Par conclusions adressées par voie électronique le 13 mars 2023, Mme [N] demande à la cour de :
— infirmer le jugement entrepris en toutes ses dispositions,
En conséquence, statuant de nouveau,
Au titre de l’exécution du contrat de travail,
— condamner la société Sodexo à verser à Mme [N] :
. rappel de salaire (janvier 2020 à octobre 2020 inclus) : 8 203,30 euros,
. congés payés afférents au rappel de salaire : 820,33 euros,
. dommages et intérêts pour exécution déloyale du contrat de travail : 5 000 euros,
Au titre de la rupture du contrat de travail,
À titre principal,
— prononcer la résiliation judiciaire du contrat de travail de Mme [N] à la date du 8 octobre 2020,
En conséquence,
— condamner la société Sodexo à verser à Mme [N] :
. indemnité de licenciement sans cause réelle et sérieuse : 12 700 euros,
. indemnité de licenciement : 4 976,20 euros,
. indemnité compensatrice de préavis : 1 640,66 euros,
. indemnité compensatrice de congés payés sur préavis : 164,07euros,
— ordonner la remise d’une attestation Pôle emploi, d’un certificat de travail et d’un bulletin de paie récapitulatif, sous astreinte de 20 euros par jour de retard et par document,
À titre subsidiaire,
— juger que le licenciement pour faute grave de Mme [N] en date du 29 octobre 2020 est sans cause réelle et sérieuse,
En conséquence,
— condamner la société Sodexo à verser à Mme [N] :
. indemnité de licenciement sans cause réelle et sérieuse : 12 700 euros,
. indemnité de licenciement : 4 976,20 euros,
. indemnité compensatrice de préavis : 1 640,66 euros,
. indemnité compensatrice de congés payés sur préavis : 164,07 euros,
— ordonner la remise d’une attestation Pôle emploi, d’un certificat de travail et d’un bulletin de paie récapitulatif, sous astreinte de 20 euros par jour de retard et par document,
En tout état de cause,
— condamner la société Sodexo à verser la somme de 2 000 euros au titre de l’article 700 du code de procédure civile au titre de la procédure devant le conseil,
— condamner la société Sodexo à verser la somme de 2 000 euros au titre de l’article 700 du code de procédure civile au titre de la procédure devant le conseil [sic],
— condamner la société Sodexo aux dépens de l’instance,
— condamner la société Sodexo au versement des intérêts au taux légal, outre l’anatocisme, sur les sommes concernées.

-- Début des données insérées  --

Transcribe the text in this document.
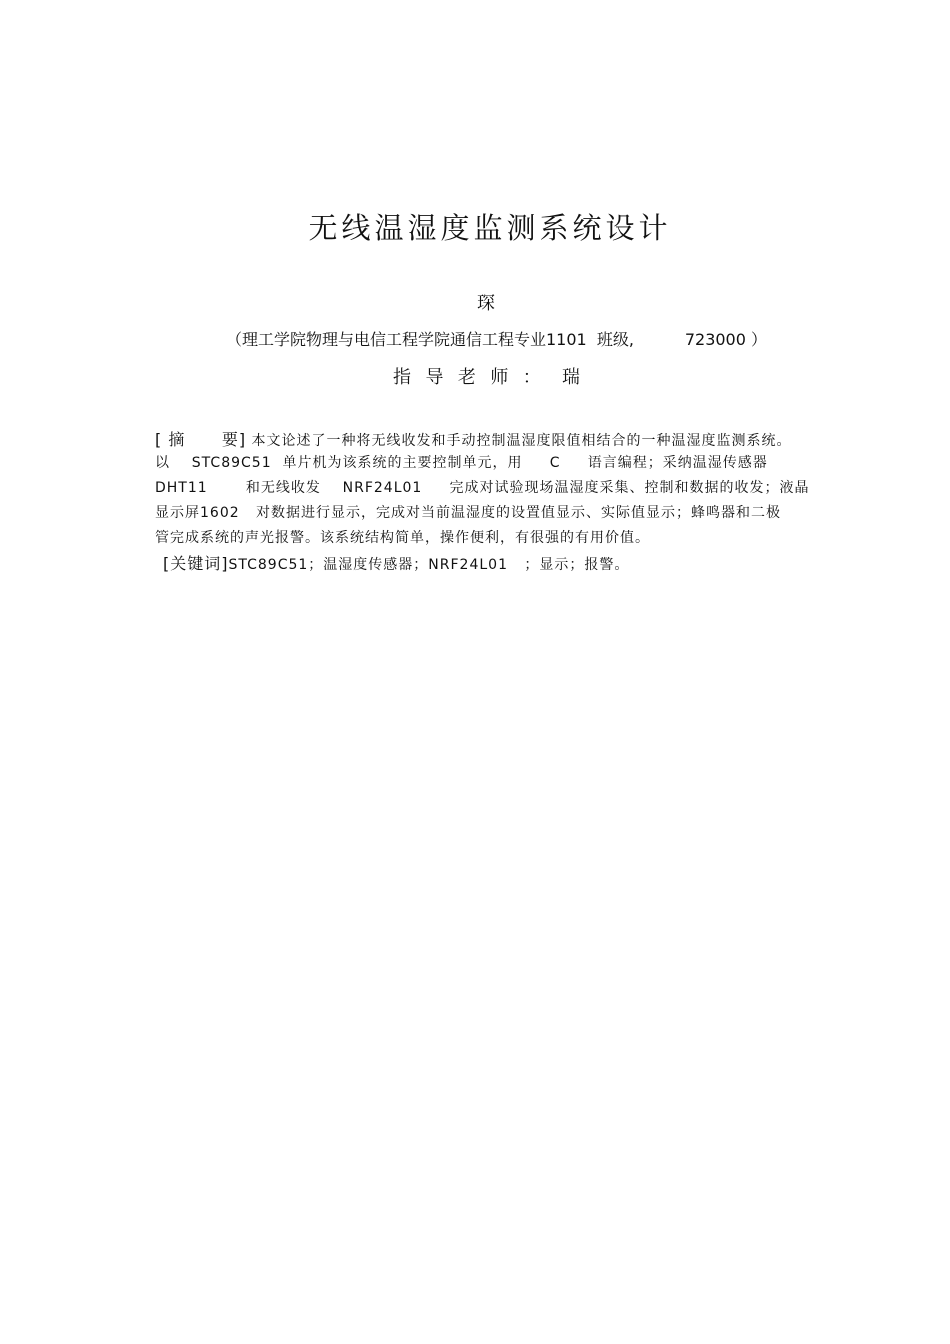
无线温湿度监测系统设计
琛
（理工学院物理与电信工程学院通信工程专业1101  班级,          723000 ）
指  导  老  师  ：   瑞
[ 摘      要] 本文论述了一种将无线收发和手动控制温湿度限值相结合的一种温湿度监测系统。
以    STC89C51  单片机为该系统的主要控制单元，用     C     语言编程；采纳温湿传感器
DHT11       和无线收发    NRF24L01     完成对试验现场温湿度采集、控制和数据的收发；液晶
显示屏1602   对数据进行显示，完成对当前温湿度的设置值显示、实际值显示；蜂鸣器和二极
管完成系统的声光报警。该系统结构简单，操作便利，有很强的有用价值。
[关键词]STC89C51；温湿度传感器；NRF24L01   ；显示；报警。
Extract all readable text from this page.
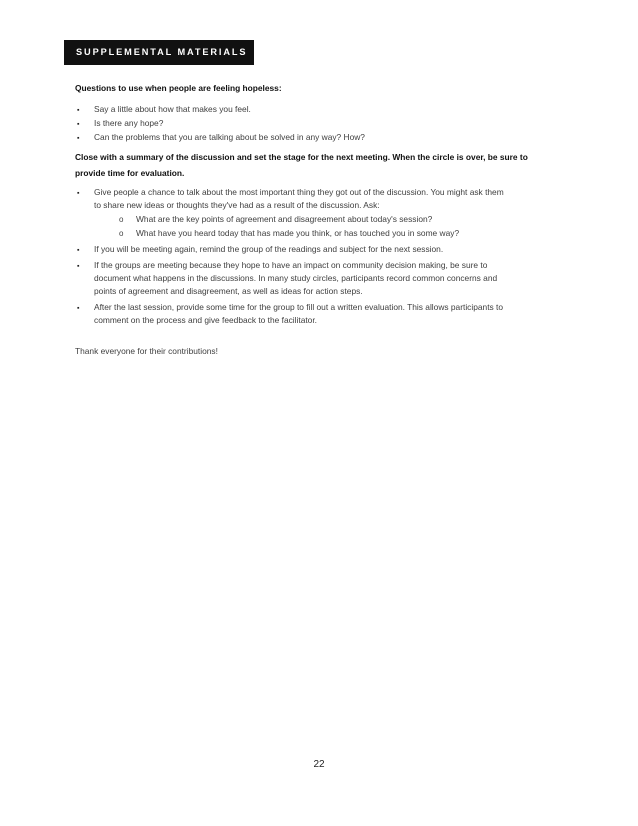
SUPPLEMENTAL MATERIALS
Questions to use when people are feeling hopeless:
▪ Say a little about how that makes you feel.
▪ Is there any hope?
▪ Can the problems that you are talking about be solved in any way? How?
Close with a summary of the discussion and set the stage for the next meeting. When the circle is over, be sure to
provide time for evaluation.
▪ Give people a chance to talk about the most important thing they got out of the discussion. You might ask them
to share new ideas or thoughts they've had as a result of the discussion. Ask:
o What are the key points of agreement and disagreement about today's session?
o What have you heard today that has made you think, or has touched you in some way?
▪ If you will be meeting again, remind the group of the readings and subject for the next session.
▪ If the groups are meeting because they hope to have an impact on community decision making, be sure to
document what happens in the discussions. In many study circles, participants record common concerns and
points of agreement and disagreement, as well as ideas for action steps.
▪ After the last session, provide some time for the group to fill out a written evaluation. This allows participants to
comment on the process and give feedback to the facilitator.
Thank everyone for their contributions!
22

Par conclusions adressées par voie électronique le 10 juin 2023, la société Sodexo Hygiène et Propreté demande à la cour de :
— confirmer en toutes ses dispositions le jugement rendu le 29 novembre 2022 par le conseil de prud’hommes de Versailles,
En conséquence,
— condamner Mme [N] à verser à la société Sodexo Hygiène et Propreté la somme de 2 000 euros, sur le fondement de l’article 700 du code de procédure civile, au titre des frais d’appel,
— condamner Mme [N] aux entiers dépens.
En application de l’article 455 du code de procédure civile, il est renvoyé aux conclusions des parties pour plus ample exposé de leurs prétentions et moyens.
Par ordonnance rendue le 5 mars 2025, le magistrat de la mise en état a ordonné la clôture de l’instruction et a fixé la date des plaidoiries au 11 avril 2025. La décision a été mise en délibéré au 10 juillet 2025 et prorogée au 4 septembre 2025.
MOTIFS DE L’ARRET
Sur l’exécution du contrat de travail
Sur le rappel de salaires
Mme [N] sollicite le paiement de ses salaires des mois de janvier 2020 à octobre 2020 inclus en faisant valoir que dès lors qu’elle s’est opposée par courrier du 8 janvier 2020 à la modification de ses horaires de travail pour passer des heures du soir contractuellement prévues à des heures du matin, son employeur lui a supprimé son badge d’accès le 10 janvier 2020 et ne lui a plus donné de travail.
La société répond que la salariée est de mauvaise foi dès lors qu’elle a refusé toutes les modifications d’affectation qui lui ont été proposées, qui étaient conformes à la clause de mobilité contractuelle et qui maintenaient ses horaires du soir conformément à son souhait. Elle fait valoir que l’affectation sur le site de Doctolib ne rallongeait le trajet de Mme [N] que d’une dizaine de minutes, en soulignant que lorsqu’elle était à [Localité 11], la salariée travaillait déjà loin de chez elle et avait déjà un enfant malade à charge.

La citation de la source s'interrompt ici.